J’enregistre sur disque souple ces paroles qui illuminent ma lanterne…
— On peut visiter la chambre 39 ?
L’autre hausse les épaules.
— Ma foi…
Il regarde le tableau des clés, mais celle du 39 ne s’y trouve plus.
— Vous êtes certain qu’il n’y a personne ? demande-t-il.
— Certain, fais-je.
Je lui biche le bras.
— Vous avez sa fiche ?
— Bien sûr.
— Le numéro de sa voiture doit y être porté ?
— Je crois que oui.
Il farfouille dans un casier et feuillette des fiches maintenues par des élastiques.
— Voici…
Je ligote la fiche, le numéro de la tire y figure bien.
— Tiens, dis-je à Pinuche, alerte les services… Il faut coûte que coûte qu’on retrouve cette bagnole… Elle a pris la route de Nancy… Qu’on établisse des barrages… Je veux ce type avant midi…

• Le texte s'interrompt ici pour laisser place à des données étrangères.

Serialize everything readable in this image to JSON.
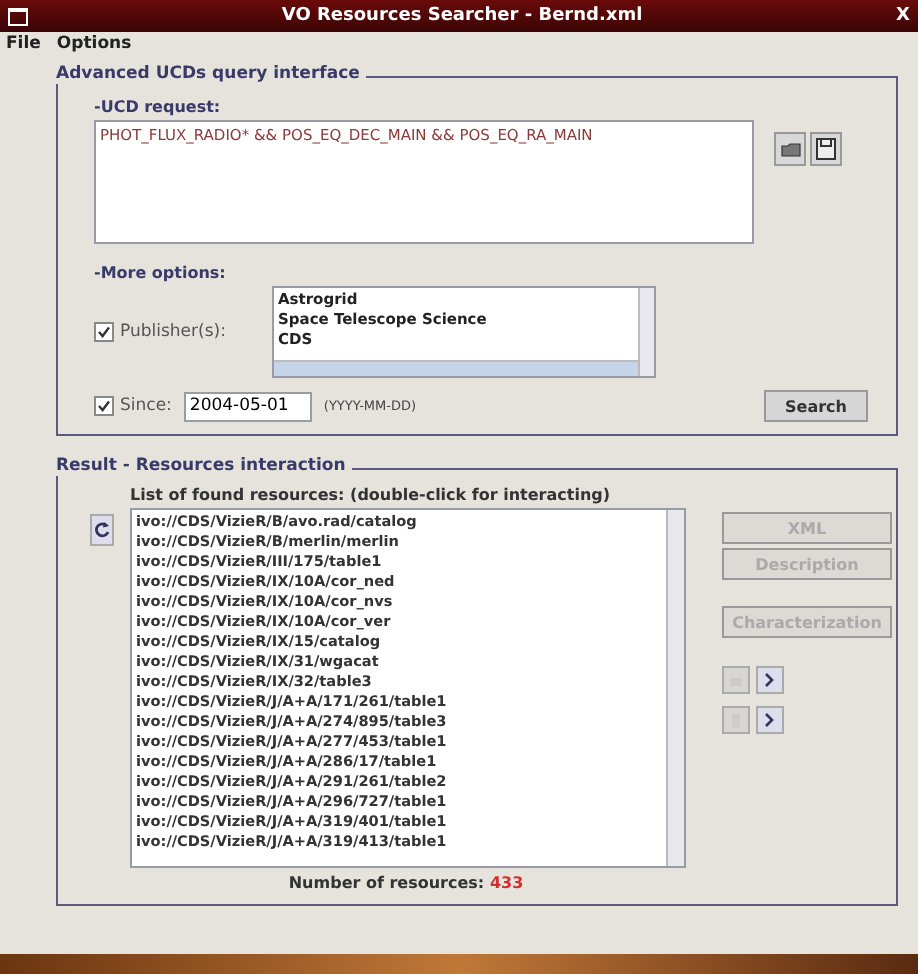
{
  "window": {
    "title": "VO Resources Searcher - Bernd.xml",
    "close": "X"
  },
  "menu": [
    "File",
    "Options"
  ],
  "query_panel": {
    "title": "Advanced UCDs query interface",
    "ucd_label": "-UCD request:",
    "ucd_value": "PHOT_FLUX_RADIO* && POS_EQ_DEC_MAIN && POS_EQ_RA_MAIN",
    "more_label": "-More options:",
    "publishers": {
      "label": "Publisher(s):",
      "checked": true,
      "items": [
        "Astrogrid",
        "Space Telescope Science",
        "CDS"
      ]
    },
    "since": {
      "label": "Since:",
      "checked": true,
      "value": "2004-05-01",
      "hint": "(YYYY-MM-DD)"
    },
    "search_button": "Search"
  },
  "result_panel": {
    "title": "Result - Resources interaction",
    "list_label": "List of found resources: (double-click for interacting)",
    "resources": [
      "ivo://CDS/VizieR/B/avo.rad/catalog",
      "ivo://CDS/VizieR/B/merlin/merlin",
      "ivo://CDS/VizieR/III/175/table1",
      "ivo://CDS/VizieR/IX/10A/cor_ned",
      "ivo://CDS/VizieR/IX/10A/cor_nvs",
      "ivo://CDS/VizieR/IX/10A/cor_ver",
      "ivo://CDS/VizieR/IX/15/catalog",
      "ivo://CDS/VizieR/IX/31/wgacat",
      "ivo://CDS/VizieR/IX/32/table3",
      "ivo://CDS/VizieR/J/A+A/171/261/table1",
      "ivo://CDS/VizieR/J/A+A/274/895/table3",
      "ivo://CDS/VizieR/J/A+A/277/453/table1",
      "ivo://CDS/VizieR/J/A+A/286/17/table1",
      "ivo://CDS/VizieR/J/A+A/291/261/table2",
      "ivo://CDS/VizieR/J/A+A/296/727/table1",
      "ivo://CDS/VizieR/J/A+A/319/401/table1",
      "ivo://CDS/VizieR/J/A+A/319/413/table1"
    ],
    "buttons": [
      {
        "label": "XML",
        "disabled": true
      },
      {
        "label": "Description",
        "disabled": true
      },
      {
        "label": "Characterization",
        "disabled": true
      }
    ],
    "count_label": "Number of resources:",
    "count": "433"
  }
}
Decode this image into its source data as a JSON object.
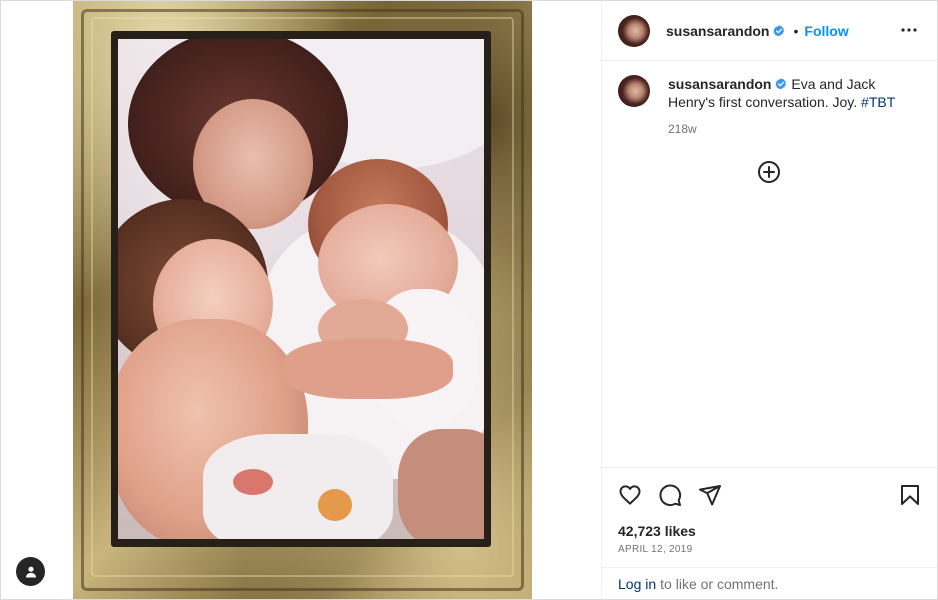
{
  "post": {
    "author": "susansarandon",
    "follow_label": "Follow",
    "separator": "•",
    "caption_text": " Eva and Jack Henry's first conversation. Joy. ",
    "hashtag": "#TBT",
    "time_ago": "218w",
    "likes": "42,723 likes",
    "date": "APRIL 12, 2019",
    "login_link": "Log in",
    "login_suffix": "to like or comment."
  },
  "icons": {
    "verified": "verified-badge-icon",
    "more": "more-options-icon",
    "load_more": "plus-circle-icon",
    "like": "heart-icon",
    "comment": "comment-icon",
    "share": "paper-plane-icon",
    "save": "bookmark-icon",
    "profile": "user-icon"
  },
  "colors": {
    "accent": "#0095f6",
    "link": "#00376b",
    "muted": "#737373",
    "text": "#262626",
    "border": "#efefef"
  }
}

— Montons, fais-je au larbin.
Il puise dans sa fouille-kangourou et en ramène un passe.
— Si vous voulez bien me suivre…
Je grimpe l’escalier étroit, couvert d’un tapis qui fut rouge, mais que des millions de talons ont usé.
Le vieux débris s’époumone. Lorsque nous parvenons au troisième, ça siffle dans sa poitrine comme un conduit de chauffage central lorsqu’on a trop poussé la chaudière.
Il se dirige à petits pas vers la chambre 39…
Avant d’introduire son passe, il frappe discrètement à la lourde car c’est tout de même un homme scrupuleux. Et puis j’ai idée que Van Voorne ne devait pas lésiner pour le pourliche.
Les gens de l’hôtel devaient le prendre pour un de ces folingues qui balancent l’artiche à pleines pognes…
— Ouvrez ! ordonné-je sèchement.
Il soupire (comme un cœur qui n’a pas tout ce qu’il désire) et choisit une clé dans le gros anneau. Il a l’œil amerlock car la porte s’ouvre du premier coup. Le larbin actionne le commutateur et, au brusque mouvement de ses épaules, je réalise qu’il a une grosse surprise.
Je l’écarte d’une bourrade.
Cela me permet de mieux voir le cadavre abominablement saccagé d’un type étendu sur le lit.
J’en suis comme deux ronds de flan parce qu’enfin, entre nous et une crue de la Seine, je ne m’attendais vraiment pas à une découverte de ce genre…
Je m’approche. La victime est un homme d’une quarantaine d’années, de taille moyenne… Il a le visage ensanglanté, le nez écrasé, un œil exorbité, la mâchoire tordue…
— M. Van Voorne, balbutie le garçon d’étage.
Je me retourne.
— Vous dites ?
— C’est M. Voorne ! Qu’est-ce qui a pu se produire ?
— Il s’est engueulé avec un autobus…
Van Voorne ! Du coup, je ne pige plus rien à rien… Je le touche et j’ai la stupeur de constater qu’il est déjà froid. Donc, il a été buté depuis plusieurs heures…
C’est à ce point culminant de ma stupeur que Pinaud arrive.
— Voilà, annonce-t-il très satisfait. J’ai transmis tes ordres et on m’a promis de…
Il aperçoit le cadavre et instantanément bave son mégot visqueux sur le plastron — du reste constellé de taches — de sa chemise de nuit.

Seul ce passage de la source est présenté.